# SRAM Apex Crank Compatibilty



## Chuckstyl5 (May 21, 2011)

I have a 2011 Cannondale Synapse Carbon 6 with SRAM Apex ... I was wondering what cranksets are available for this bike? It was a powerspline w/ BB30 adapter. So I take it that a regular BB30 will not fit. Will a GXP fit?? Any suggestions would be great!!! Thanks


----------



## Turtle Torque (Jun 13, 2011)

Hey Chuck. I just ordered a SRAM Force crankset with BB30 bearings and will be here Wed . I googled BB30 cranks and several cranks came up. The SRAM force included BB30 so I suspect other cranks might come with BB30 bearings as well. Dont know if GXP will fit. Other more seasoned riders will give you a better answer.

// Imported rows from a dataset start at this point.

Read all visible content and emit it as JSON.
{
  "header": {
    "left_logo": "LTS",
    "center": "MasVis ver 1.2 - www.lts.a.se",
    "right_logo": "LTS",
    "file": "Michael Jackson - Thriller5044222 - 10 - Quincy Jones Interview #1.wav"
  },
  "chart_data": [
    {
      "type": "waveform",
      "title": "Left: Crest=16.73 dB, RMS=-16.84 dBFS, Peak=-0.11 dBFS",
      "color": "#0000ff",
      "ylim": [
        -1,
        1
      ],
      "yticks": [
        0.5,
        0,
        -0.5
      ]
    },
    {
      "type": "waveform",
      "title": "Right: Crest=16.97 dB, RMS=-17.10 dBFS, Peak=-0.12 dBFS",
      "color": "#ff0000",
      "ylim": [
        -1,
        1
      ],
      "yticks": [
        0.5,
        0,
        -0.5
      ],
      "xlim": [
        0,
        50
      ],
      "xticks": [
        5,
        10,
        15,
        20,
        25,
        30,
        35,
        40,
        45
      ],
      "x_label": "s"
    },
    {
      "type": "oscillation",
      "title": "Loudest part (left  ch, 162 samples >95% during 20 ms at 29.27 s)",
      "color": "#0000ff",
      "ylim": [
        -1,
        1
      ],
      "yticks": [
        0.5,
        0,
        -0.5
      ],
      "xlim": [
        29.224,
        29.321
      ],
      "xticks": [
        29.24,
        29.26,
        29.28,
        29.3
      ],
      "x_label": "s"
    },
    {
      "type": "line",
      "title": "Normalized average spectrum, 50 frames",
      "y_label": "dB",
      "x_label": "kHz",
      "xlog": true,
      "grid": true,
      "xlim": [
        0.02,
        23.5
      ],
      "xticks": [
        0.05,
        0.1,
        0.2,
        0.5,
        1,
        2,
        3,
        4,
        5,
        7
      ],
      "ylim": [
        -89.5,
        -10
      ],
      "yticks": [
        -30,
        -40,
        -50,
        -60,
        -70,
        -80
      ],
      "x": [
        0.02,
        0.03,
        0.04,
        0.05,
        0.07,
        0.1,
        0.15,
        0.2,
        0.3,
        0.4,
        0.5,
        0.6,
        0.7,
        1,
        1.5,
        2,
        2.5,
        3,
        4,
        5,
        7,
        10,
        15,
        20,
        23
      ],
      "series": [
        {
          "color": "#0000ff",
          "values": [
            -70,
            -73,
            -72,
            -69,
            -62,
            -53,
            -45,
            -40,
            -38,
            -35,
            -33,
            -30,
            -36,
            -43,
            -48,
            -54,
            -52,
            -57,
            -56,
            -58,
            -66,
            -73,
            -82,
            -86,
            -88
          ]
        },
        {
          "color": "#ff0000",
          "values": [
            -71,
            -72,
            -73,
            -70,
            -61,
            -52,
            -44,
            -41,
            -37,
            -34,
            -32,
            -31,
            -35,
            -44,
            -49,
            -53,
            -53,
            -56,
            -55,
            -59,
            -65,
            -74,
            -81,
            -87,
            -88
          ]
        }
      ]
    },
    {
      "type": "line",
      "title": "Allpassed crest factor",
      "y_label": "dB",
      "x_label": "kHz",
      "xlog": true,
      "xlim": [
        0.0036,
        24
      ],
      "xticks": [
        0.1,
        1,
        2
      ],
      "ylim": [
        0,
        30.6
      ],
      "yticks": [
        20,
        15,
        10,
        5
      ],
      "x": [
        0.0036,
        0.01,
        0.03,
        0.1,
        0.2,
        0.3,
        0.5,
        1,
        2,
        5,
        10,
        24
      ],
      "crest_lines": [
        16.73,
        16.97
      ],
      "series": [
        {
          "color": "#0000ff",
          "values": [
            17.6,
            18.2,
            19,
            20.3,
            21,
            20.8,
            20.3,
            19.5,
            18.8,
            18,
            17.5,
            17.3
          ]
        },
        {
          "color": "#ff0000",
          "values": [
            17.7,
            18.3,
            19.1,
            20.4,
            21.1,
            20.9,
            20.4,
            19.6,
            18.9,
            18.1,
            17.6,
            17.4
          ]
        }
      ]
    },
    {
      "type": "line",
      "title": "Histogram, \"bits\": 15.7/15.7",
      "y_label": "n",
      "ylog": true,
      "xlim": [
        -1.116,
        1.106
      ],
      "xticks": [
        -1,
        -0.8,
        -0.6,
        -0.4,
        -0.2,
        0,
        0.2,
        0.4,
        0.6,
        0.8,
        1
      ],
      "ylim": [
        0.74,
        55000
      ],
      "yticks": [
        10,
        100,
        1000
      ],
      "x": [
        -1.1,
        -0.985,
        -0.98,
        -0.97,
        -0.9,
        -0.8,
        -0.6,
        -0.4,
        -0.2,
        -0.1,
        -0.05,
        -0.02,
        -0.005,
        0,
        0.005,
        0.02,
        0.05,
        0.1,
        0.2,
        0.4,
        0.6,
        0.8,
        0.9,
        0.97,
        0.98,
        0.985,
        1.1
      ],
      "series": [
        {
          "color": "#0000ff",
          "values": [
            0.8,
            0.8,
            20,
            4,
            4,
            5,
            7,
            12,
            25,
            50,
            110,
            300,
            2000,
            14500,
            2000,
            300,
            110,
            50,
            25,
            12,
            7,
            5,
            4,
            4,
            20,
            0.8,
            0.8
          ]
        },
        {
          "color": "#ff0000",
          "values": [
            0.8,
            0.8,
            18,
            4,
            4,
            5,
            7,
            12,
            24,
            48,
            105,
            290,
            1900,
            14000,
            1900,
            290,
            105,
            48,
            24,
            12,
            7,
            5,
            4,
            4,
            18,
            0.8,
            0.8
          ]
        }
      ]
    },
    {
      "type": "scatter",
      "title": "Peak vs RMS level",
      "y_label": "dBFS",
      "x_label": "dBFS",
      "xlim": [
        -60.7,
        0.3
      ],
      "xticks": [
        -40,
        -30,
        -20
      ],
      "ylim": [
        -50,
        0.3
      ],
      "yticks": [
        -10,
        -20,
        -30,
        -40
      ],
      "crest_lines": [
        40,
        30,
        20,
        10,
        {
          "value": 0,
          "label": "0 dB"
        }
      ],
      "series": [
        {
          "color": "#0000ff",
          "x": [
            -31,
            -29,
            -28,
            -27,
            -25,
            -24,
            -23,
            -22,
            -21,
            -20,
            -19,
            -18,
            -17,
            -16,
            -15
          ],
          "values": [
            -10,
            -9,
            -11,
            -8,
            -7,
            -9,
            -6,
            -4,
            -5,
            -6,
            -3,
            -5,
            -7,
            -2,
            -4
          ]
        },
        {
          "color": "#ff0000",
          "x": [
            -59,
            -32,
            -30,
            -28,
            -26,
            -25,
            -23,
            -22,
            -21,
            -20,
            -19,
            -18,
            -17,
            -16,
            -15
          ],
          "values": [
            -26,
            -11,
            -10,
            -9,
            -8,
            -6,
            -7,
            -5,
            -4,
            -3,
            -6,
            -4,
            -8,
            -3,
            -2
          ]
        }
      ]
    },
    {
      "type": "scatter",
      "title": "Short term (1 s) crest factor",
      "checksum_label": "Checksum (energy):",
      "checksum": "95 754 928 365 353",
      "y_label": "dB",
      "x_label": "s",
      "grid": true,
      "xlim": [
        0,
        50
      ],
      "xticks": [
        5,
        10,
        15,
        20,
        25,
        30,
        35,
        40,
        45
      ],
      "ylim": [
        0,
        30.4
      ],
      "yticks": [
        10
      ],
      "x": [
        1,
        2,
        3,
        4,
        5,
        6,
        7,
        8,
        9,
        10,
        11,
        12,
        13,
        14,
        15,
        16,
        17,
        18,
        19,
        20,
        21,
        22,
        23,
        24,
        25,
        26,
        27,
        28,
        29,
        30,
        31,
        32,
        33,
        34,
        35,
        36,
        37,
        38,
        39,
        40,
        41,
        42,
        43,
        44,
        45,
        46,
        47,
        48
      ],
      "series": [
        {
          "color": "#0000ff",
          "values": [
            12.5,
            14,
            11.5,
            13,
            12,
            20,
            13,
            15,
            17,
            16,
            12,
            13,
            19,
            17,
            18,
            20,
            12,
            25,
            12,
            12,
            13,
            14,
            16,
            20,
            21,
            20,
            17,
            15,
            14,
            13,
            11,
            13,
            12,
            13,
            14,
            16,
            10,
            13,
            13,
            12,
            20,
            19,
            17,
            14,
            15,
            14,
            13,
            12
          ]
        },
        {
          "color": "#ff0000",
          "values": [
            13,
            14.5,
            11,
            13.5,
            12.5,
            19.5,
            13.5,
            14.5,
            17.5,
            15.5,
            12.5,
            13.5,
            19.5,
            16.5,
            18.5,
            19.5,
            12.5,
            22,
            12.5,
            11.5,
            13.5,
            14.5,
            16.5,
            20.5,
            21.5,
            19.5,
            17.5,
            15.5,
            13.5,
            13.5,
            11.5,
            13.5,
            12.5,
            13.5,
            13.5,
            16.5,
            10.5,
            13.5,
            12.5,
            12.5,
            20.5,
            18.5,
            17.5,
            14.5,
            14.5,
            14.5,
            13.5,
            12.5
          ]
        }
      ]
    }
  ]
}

P.S I have the exact same model, size and color. it's a great bike.


----------



## Chuckstyl5 (May 21, 2011)

I have a force crank too - but the only way to put that in is press the old bottom bracket out or cut it out --- this is because the apex doesn't use a true BB30 bracket - that's why I wanted to see any other suggestions


----------



## Turtle Torque (Jun 13, 2011)

I asked the same Q to my LBS and they said it was a true BB30 and they will remove the adapter, so I'm letting My LBS will install it for me. Dont want to take a chance muckin something up.


----------



## snajper69 (Jun 22, 2011)

You just have to remove pressed in adapter.


----------